LEXINGTON, Ky., Dec. 12, 2012 /PRNewswire/ -- Tempur-Pedic International Inc. (NYSE: TPX), a leading manufacturer, marketer and distributor of premium mattresses and pillows worldwide, today announced that it upsized and priced its offering of $375 million aggregate principal amount of 6.875% senior notes due 2020 (the "Notes") in a private offering to qualified institutional buyers pursuant to Rule 144A under the Securities Act of 1933, as amended (the "Securities Act"), and to certain non-U.S. persons in accordance with Regulation S under the Securities Act. The Notes will be issued at 100% of face value and will mature on December 15, 2020.  The offering of the Notes has been upsized from $350 million to $375 million.  The Notes will be general unsecured senior obligations of Tempur-Pedic and will be guaranteed on a senior unsecured basis by certain of Tempur-Pedic's subsidiaries. The offering is expected to close on December 19, 2012, subject to satisfaction of customary closing conditions.

Tempur-Pedic also announced today that it entered into new senior secured credit facilities on December 12, 2012 with Merrill Lynch, Pierce, Fenner & Smith Incorporated, Barclays Bank PLC, J.P. Morgan Securities LLC, Wells Fargo Securities, LLC and Fifth Third Bank, as joint lead arrangers and joint bookrunning managers.  The senior secured credit facilities are comprised of (i) a revolving credit facility of $350.0 million, (ii) a term A facility of $550.0 million and (iii) a term B facility of $870.0 million.
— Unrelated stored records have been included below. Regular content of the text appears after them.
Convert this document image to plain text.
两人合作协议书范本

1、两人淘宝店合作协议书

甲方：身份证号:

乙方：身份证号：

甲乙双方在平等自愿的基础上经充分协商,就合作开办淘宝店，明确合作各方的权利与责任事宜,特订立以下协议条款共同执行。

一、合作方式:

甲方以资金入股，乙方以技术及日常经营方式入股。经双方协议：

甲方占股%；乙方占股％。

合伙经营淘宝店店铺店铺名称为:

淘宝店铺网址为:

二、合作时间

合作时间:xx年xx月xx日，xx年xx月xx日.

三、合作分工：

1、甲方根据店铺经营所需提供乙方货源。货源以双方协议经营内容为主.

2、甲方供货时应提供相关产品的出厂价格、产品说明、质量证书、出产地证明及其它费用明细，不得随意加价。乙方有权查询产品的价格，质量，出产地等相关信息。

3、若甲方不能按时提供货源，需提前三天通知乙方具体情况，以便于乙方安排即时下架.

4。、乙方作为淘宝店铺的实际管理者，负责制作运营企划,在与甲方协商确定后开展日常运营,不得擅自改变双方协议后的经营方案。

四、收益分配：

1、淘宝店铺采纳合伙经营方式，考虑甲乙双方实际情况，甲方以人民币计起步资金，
The revolving credit facility will include a sublimit for letters of credit and swingline loans, subject to certain conditions and limits.  The revolving credit facility and the term A facility will mature on the fifth anniversary of the closing, and the term B facility will mature on the seventh anniversary of the closing.  The credit facilities are expected to close and fund in connection with the acquisition of Sealy Corporation (the "Sealy Acquisition").  The obligations of the lenders to make the initial loans at closing, and the loans subsequent to closing, are subject to certain customary closing conditions.  Tempur-Pedic's existing credit facilities will remain in place until the closing of the Sealy Acquisition. 

Tempur-Pedic expects to use the net proceeds of the Notes offering, together with cash on hand and borrowings under the new senior secured credit facilities, to finance the Sealy Acquisition and to pay related fees and expenses.  Tempur-Pedic expects that proceeds from the sale of the Notes will be placed in escrow pending release upon receipt of regulatory approvals and the satisfaction of other conditions to the completion of the Sealy Acquisition.